Rosa Luxemburgo contesta brillantemente todas estas lamentaciones que esconden, en un supuesto armazón teórico, todo tipo de excusas para justificar la pasividad de los aparatos sindicales y su adaptación al medio. “...Los sindicatos, al igual que las demás organizaciones de lucha del proletariado, no pueden mantenerse, a la larga, sino por medio de la lucha, y una lucha que no sea solamente una pequeña guerra de ratas y de sapos en las aguas estancadas del período burgués parlamentario, sino un período revolucionario de violentas luchas de masas. La concepción mecánica, burocrática y estereotipada sólo quiere ver en la lucha el producto de la organización a un cierto nivel de fuerza. Por el contrario, el vivo desarrollo dialéctico ve en la organización un producto de la lucha (...) La valoración falsa y exagerada de la importancia de la organización en la lucha de clase del proletariado se suele completar con una subvaloración de la masa proletaria no organizada y de su madurez política. Es en los períodos revolucionarios, en el empuje de grandes luchas de clase que despiertan, donde se muestra la influencia educativa del rápido desarrollo capitalista y la acción de la socialdemocracia sobre las capas populares más amplias y acerca de todo lo cual los cuadros de las organizaciones y hasta las estadísticas electorales únicamente pueden dar la imagen más débil en tiempos normales”.

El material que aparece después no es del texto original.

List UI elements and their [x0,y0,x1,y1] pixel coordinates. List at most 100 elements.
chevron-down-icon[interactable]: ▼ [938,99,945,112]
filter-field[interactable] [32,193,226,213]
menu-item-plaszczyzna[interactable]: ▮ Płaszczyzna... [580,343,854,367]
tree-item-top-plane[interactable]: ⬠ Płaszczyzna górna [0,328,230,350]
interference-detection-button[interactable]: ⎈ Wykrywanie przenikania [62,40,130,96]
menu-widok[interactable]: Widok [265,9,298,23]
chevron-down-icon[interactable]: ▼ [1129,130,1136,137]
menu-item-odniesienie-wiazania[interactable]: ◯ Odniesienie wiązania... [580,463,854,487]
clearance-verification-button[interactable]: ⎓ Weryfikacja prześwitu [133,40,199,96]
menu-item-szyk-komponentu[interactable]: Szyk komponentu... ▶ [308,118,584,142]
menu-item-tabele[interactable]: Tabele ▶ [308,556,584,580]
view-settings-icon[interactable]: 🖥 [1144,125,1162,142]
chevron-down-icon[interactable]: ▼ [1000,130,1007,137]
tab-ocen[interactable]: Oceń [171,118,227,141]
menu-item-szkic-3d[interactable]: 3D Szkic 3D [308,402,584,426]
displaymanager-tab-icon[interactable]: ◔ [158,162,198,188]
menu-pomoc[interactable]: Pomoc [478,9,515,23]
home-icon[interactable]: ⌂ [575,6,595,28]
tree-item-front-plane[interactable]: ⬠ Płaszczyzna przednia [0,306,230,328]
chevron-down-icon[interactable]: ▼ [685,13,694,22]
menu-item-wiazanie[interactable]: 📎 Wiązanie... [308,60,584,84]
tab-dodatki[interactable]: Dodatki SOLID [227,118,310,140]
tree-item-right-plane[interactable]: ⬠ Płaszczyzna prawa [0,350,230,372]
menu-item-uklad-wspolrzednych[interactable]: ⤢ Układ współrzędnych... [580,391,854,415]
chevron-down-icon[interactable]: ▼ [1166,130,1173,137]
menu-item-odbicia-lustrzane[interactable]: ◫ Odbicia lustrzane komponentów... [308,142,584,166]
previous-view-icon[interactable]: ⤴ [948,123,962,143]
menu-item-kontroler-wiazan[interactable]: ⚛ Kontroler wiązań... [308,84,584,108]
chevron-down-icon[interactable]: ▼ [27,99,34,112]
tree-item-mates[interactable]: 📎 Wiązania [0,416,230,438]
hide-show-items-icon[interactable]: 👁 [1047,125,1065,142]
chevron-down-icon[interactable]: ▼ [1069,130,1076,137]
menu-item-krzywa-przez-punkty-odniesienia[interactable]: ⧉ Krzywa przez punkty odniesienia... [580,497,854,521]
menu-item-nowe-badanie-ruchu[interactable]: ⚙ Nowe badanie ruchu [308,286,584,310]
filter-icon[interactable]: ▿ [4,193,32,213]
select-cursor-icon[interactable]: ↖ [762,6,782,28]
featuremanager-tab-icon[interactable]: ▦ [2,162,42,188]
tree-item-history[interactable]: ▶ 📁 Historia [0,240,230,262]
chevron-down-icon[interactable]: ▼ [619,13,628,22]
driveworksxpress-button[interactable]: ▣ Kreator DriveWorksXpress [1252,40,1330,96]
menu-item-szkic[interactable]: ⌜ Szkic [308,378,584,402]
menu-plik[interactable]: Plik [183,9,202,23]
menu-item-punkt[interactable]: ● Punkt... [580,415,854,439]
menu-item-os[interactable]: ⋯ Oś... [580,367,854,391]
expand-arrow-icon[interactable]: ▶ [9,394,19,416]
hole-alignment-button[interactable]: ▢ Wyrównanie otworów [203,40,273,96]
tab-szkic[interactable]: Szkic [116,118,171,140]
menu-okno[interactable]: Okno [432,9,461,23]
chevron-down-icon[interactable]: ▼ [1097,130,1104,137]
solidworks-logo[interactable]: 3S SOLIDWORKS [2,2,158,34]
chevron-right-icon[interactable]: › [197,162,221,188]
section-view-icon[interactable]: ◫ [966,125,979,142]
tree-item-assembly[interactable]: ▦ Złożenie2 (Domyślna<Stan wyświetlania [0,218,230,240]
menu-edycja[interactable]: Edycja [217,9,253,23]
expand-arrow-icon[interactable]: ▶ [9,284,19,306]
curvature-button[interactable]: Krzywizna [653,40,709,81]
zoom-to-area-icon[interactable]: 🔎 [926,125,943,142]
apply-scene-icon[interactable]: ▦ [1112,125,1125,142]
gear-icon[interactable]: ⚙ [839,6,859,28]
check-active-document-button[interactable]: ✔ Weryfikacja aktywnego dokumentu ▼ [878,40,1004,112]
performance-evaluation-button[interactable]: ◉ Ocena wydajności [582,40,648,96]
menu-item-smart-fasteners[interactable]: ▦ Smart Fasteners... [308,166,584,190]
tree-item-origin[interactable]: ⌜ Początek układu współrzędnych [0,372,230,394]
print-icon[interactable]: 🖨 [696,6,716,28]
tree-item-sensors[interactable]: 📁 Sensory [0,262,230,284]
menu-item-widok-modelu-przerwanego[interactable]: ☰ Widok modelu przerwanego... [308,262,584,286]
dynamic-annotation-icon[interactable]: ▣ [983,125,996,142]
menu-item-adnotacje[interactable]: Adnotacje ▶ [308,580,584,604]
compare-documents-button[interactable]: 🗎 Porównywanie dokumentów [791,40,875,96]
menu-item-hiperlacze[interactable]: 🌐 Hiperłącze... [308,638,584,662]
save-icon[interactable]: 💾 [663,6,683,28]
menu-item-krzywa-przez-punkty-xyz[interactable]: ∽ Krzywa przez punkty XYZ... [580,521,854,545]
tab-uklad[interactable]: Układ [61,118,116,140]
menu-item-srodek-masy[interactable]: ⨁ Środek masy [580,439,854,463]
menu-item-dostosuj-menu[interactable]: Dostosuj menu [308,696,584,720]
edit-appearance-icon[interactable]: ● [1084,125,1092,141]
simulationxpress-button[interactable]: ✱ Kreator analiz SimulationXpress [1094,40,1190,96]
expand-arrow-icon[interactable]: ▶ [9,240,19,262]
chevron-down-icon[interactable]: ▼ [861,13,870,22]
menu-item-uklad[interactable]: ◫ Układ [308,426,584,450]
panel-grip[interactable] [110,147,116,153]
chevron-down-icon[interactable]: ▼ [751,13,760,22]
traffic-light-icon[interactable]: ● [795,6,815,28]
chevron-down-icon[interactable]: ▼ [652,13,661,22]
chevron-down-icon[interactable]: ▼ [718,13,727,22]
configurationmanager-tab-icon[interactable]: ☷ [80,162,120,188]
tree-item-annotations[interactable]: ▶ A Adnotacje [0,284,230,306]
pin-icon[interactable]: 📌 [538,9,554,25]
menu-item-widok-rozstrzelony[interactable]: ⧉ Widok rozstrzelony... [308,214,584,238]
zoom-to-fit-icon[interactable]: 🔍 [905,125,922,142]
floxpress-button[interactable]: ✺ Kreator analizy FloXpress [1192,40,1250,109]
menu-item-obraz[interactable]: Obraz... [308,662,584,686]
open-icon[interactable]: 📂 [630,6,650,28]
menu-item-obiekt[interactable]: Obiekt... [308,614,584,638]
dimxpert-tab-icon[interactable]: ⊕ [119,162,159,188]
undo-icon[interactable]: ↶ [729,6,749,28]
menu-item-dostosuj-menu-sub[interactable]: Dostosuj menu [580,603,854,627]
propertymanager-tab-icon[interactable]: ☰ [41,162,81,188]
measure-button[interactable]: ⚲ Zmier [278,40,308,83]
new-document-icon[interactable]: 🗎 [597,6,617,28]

Los propios acontecimientos de la revolución rusa de 1905 reflejaban, de manera indirecta, el poder y la madurez del proletariado alemán para lanzar una vasta lucha revolucionaria con-tra el capital siempre y cuando su dirección se desembarazase de prejuicios e ideas conservadoras y adoptase el programa del marxismo. Esta es la cuestión: una dirección que se precie no puede conformarse con enseñar los aspectos más atrasados del movimiento, por decirlo de alguna forma, su culo, sino ante todo presentar los rasgos más avanzados, más desarrollados que adopta la lucha de masas, no solo nacional sino internacionalmente. Sobre esta base el partido revolucionario podrá establecer una táctica y unas consignas que eleven el nivel político del movimiento y le ayuden a sacar conclusiones revolucionarias.

El problema de la dirección recorre todo el libro de Rosa Luxemburgo. Resulta increíble comprobar como su crítica al conservadurismo de la dirección sindical, y la explicación de las causas materiales que generan este conservadurismo, sirve también para retratar la situación actual de las direcciones reformistas del movimiento sindical: “La especialización en su actividad profesional de dirigentes sindicales, así como la natural restricción de horizontes que va ligada a las luchas económicas fragmentadas en períodos de calma, concluyen por llevar fácilmente a los funcionarios sindicales al burocratismo y a una cierta estrechez de miras. Y ambas cosas se manifiestan en toda una serie de tendencias que pueden llegar a ser altamente funestas para el futuro del movimiento sindical. En ellas se cuenta, ante todo, la sobreestimación de la organización, que, de medio para conseguir un fin llega a convertirse paulatinamente en un fin en sí mismo, en el más preciado bien en aras del cual han de subordinarse los intereses de la lucha. De ahí se explica también esa necesidad, abiertamente confesada, que lleva a retroceder ante grandes riesgos y supuestos peligros para la existencia de los sindicatos, ante la inseguridad de las grandes acciones de masas. (...) Y finalmente, a costa de ocultar las limitaciones objetivas que tiene la lucha sindical en el orden social burgués, se llega a una aversión directa a toda crítica teórica que llame la atención sobre esas limitaciones en relación con los objetivos finales del movimiento obrero...”.

Desde la Fundación Federico Engels creemos sinceramente que la publicación de este maravilloso texto de Rosa Luxemburgo, ayudará a muchos jóvenes, trabajadores y sindicalistas a comprender de una forma más profunda la historia del movimiento y las tareas actuales. Un libro que, estamos convencidos, constituye una auténtica guía para la acción en un momento en que la ofensiva por restaurar las ideas y los métodos del marxismo revolucionario en el seno de las organizaciones de clase, y en primer lugar en los sindicatos, se torna urgente.